Uno de sus grandes ideas fue el diseño de un sistema de desagüe mediante un sifón con intercambiador que proporcionaba la energía suficiente para mover el agua acumulada del lavado del mineral. Este mecanismo se puso en marcha en la mina de plata de Guadalcanal (Sevilla) y supuso la primera aplicación práctica del principio de la presión atmosférica, algo que no fue determinado científicamente hasta medio siglo después.
Sin embargo su gran aportación a la ciencia fue la máquina de vapor. Aunque la fuerza de la condensación gaseosa del agua era conocida desde mucho tiempo atrás (el primero en usarla fue Herón de Alejandría en el siglo I y en el siglo XII la catedral del Reims albergó un órgano que funcionaba con vapor), Ayanz dio un paso más alla y logró crear un sistema basado en una caldera esférica calentada por un horno de leña que producía vapor. Ese vapor salía a gran velocidad por un conducto y al llegar fino orificio de su extremo se producía una depresión (conocida actualmente como efecto Venturi) que generaba el movimiento continuo del fluido.

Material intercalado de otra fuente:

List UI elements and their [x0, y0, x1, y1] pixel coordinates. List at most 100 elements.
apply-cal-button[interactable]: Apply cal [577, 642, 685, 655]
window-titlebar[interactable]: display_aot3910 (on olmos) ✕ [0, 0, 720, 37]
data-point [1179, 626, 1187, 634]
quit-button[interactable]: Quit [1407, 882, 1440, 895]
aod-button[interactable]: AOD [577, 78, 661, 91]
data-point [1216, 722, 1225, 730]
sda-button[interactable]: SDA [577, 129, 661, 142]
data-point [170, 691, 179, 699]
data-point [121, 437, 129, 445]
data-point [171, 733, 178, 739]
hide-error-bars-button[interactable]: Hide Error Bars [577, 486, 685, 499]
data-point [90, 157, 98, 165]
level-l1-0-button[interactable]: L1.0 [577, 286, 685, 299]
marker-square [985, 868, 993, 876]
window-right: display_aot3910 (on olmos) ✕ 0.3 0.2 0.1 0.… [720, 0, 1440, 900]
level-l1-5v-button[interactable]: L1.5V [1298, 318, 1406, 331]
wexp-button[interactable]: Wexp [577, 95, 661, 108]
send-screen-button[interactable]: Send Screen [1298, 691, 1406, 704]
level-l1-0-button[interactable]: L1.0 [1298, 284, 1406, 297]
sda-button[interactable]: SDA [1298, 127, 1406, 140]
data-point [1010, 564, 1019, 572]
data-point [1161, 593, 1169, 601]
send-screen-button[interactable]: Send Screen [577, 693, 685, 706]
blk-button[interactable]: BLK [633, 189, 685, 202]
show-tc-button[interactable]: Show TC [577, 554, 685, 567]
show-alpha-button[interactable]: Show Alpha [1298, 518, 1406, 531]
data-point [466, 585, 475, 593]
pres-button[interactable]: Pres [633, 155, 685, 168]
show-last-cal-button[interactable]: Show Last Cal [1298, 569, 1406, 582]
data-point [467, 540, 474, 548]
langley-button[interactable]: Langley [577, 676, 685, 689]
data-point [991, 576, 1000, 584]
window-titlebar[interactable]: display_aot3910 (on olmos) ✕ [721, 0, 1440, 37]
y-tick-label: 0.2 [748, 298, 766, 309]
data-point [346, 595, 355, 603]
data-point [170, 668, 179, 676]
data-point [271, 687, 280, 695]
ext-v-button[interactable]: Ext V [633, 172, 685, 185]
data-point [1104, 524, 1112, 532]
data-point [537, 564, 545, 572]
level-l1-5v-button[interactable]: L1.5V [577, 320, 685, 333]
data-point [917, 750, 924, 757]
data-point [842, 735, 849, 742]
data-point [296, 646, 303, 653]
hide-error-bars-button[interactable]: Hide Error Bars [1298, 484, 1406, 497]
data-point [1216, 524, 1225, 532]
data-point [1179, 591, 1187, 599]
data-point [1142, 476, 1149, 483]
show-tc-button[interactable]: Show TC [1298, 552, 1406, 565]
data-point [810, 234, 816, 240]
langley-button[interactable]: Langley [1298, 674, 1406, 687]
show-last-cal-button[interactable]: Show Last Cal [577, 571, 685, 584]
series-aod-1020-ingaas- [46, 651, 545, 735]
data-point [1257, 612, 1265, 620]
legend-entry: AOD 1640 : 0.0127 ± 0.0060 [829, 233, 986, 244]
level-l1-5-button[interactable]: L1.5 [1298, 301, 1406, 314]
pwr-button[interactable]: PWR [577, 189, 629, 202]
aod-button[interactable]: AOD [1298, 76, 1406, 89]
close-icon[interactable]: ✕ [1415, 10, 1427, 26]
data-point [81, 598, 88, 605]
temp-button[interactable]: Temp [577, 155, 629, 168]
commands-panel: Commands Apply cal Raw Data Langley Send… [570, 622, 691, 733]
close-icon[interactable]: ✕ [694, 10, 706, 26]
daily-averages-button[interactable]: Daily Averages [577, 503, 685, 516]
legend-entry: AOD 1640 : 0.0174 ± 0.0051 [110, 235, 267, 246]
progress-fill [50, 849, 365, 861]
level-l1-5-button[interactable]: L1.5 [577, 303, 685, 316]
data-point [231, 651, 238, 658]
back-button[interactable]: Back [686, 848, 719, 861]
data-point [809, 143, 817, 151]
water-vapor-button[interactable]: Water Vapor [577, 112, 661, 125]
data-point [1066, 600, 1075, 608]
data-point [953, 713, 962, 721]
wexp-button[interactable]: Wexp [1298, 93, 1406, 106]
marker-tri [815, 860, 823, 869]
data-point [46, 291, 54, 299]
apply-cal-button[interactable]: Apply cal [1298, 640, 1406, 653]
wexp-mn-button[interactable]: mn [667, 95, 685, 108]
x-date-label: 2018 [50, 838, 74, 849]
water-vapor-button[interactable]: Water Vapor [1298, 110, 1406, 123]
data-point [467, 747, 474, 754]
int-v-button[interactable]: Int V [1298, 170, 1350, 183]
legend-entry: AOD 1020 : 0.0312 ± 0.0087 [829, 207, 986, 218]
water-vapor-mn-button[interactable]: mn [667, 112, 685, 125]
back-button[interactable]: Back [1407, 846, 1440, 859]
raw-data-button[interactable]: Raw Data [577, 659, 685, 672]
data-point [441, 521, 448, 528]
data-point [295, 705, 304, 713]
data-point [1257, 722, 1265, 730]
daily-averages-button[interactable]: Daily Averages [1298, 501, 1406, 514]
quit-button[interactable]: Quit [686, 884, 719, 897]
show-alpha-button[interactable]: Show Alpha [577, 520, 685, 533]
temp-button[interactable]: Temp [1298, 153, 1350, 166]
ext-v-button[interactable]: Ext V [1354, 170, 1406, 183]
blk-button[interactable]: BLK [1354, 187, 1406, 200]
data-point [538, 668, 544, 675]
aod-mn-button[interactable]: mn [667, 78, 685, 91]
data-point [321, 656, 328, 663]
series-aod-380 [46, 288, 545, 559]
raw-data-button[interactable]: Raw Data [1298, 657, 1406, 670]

De este modo, el genio navarro se anticipó 100 años al británico James Watts. De hecho, si su tecnología patentada se hubiera comercializado España se habría convertido en la cuna de la revolución industrial en lugar de Inglaterra en el siglo XIX.
Este mecanismo, que logró renovar el aire viciado de las minas, también fue el precursor del aire acondicionado al intercambiar el aire con nieve para enfriarlo y dirigirlo al interior de las minas. Incluso el propio Ayanz disponía en su gabinete de una tecnología similar que mezclaba aire enfriado con esencia de rosas, produciendo un olor muy agradable.
Entre sus muchos inventos destacan también una bomba para desaguar barcos, un antecedente del submarino, un traje de buceo, balanzas de precisión, una brújula que establecía la declinación magnética y un horno para destilar agua marina en los barcos. Fue tal su proeza científica que, avalado por los doctores Juan Arias de Loyola y Julián Ferrofino, Felipe III le concedió en 1606 hasta 50 patentes. Además, sus proyectos se utilizaron en empresas privadas, como la búsqueda de tesoros hundidos.
Jerónimo Ayanz murió el 23 de marzo de 1613, dejando un legado esencial para el desarrollo del mundo moderno. Además, en el Archivo General de Simancas (Valladolid) quedaron recogidos medio centenar de dibujos de sus revolucionarias ideas y algunas de las cuales se adelantaron en casi 200 años a avances tecnológicos fechados en el siglo XIX.